Pour au moins trois raisons : 
• D’abord, elle méconnaît la nature profonde de la décision politique. Décider en situation d’incertitude et en période de crise, ce n’est jamais choisir entre la bonne et la mauvaise option, mais entre la mauvaise et la pire. En un sens, le responsable politique est toujours un peu coupable, car décider, c’est trancher (de-caedere) entre deux inconvénients le moindre. Si le gouvernement, pour respecter les normes, avait brutalement interdit tous les véhicules polluants, il est très probable que des recours pour excès de pouvoir auprès du même Conseil d’Etat aurait été engagés. 
• La deuxième raison est que ces décisions de justice tendent à se substituer à la reddition démocratique des comptes : celle qui passe par l’élection ou la réélection. Est-ce au juge ou aux citoyens de dire si tel ou tel responsable a « mal décidé » ? 
• Enfin, exposés à des procès pour toutes les décisions prises, il est probable que les responsables penseront davantage à se couvrir qu’à agir. L’impuissance publique s’en trouvera accrue. 
 
Que faire pour éviter cette dérive ? 

• D’abord supprimer la Cour de Justice de la République, qui est devenue un monstre. Edouard Balladur, qui fut son créateur avant d’en devenir la victime, le disait récemment Figaro, 20 avril 2021). Chacun se souvient de la formule « responsable, mais pas coupable » dans le cadre de l’affaire du sang contaminé. La fonction de la CJR (créée en 1993) était précisément de distinguer rigoureusement ce qui relevait du délit pénal (la culpabilité) et ce qui relevait de la décision politique (la responsabilité). Ce pourquoi elle était composée de juges et de parlementaires. Mais elle a totalement failli dans sa mission : « Il ne s’agit plus d’un Cour de justice expression de la souveraineté nationale, mais d’une Cour de justice contrôlée par l’autorité judiciaire de droit commun telle une Cour d’assises ordinaire ». Bref, les responsables sont devenus des présumés coupables. 

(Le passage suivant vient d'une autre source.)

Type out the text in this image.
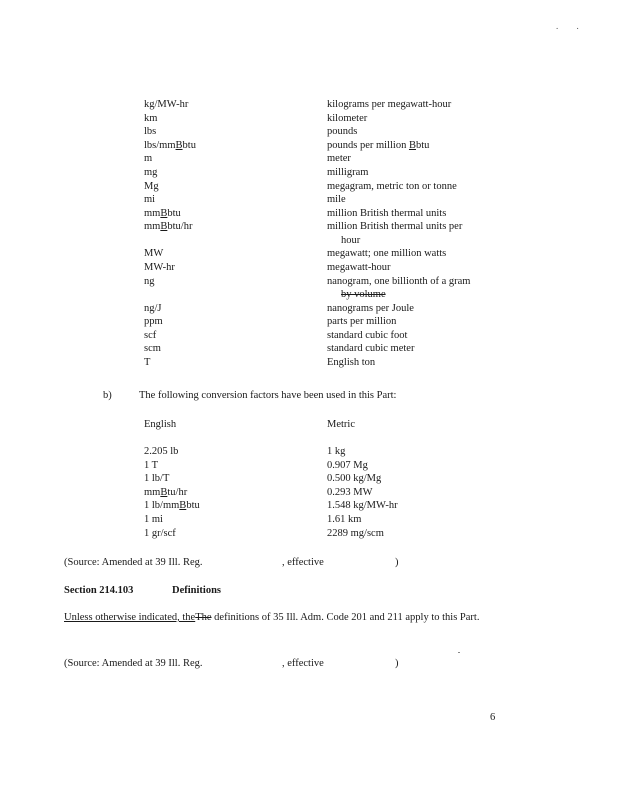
. .
kg/MW-hr	kilograms per megawatt-hour
km	kilometer
lbs	pounds
lbs/mmBbtu	pounds per million Bbtu
m	meter
mg	milligram
Mg	megagram, metric ton or tonne
mi	mile
mmBbtu	million British thermal units
mmBbtu/hr	million British thermal units per
hour
MW	megawatt; one million watts
MW-hr	megawatt-hour
ng	nanogram, one billionth of a gram
by volume
ng/J	nanograms per Joule
ppm	parts per million
scf	standard cubic foot
scm	standard cubic meter
T	English ton
b)	The following conversion factors have been used in this Part:
English	Metric
2.205 lb	1 kg
1 T	0.907 Mg
1 lb/T	0.500 kg/Mg
mmBtu/hr	0.293 MW
1 lb/mmBbtu	1.548 kg/MW-hr
1 mi	1.61 km
1 gr/scf	2289 mg/scm
(Source: Amended at 39 Ill. Reg.	, effective	)
Section 214.103	Definitions
Unless otherwise indicated, theThe definitions of 35 Ill. Adm. Code 201 and 211 apply to this Part.
(Source: Amended at 39 Ill. Reg.	, effective	)
6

• Ensuite, inventer une véritable reddition politique des comptes : Evaluer une politique environnementale ; revenir sur une gestion de crise ; c’est au Parlement que revient cette mission ; et c’est faute de ne pas la prendre en charge avec assez de sérieux, que place est laissée au juge. Il faut inventer des procédures de contrôle plus rigoureuses, à la manière des commissions d’enquête américaines. C’est uniquement lorsque cette reddition des comptes sera en place, que la tentation judiciaire pourra être rejetée. Mitterrand disait, « Méfiez-vous des juges : ils ont tué la monarchie ; ils tueront la république ». J’ajouterai seulement, pour être juste, que ce sont les politiques eux-mêmes, qui conscients de l’affaiblissement de leur autorité, se sont défaussés sur les juges et les Cours. Ce qui menace n’est donc pas tant le gouvernement des juges qu’un remplacement de la démocratie (pouvoir du peuple) par la nomocratie (pouvoir des normes).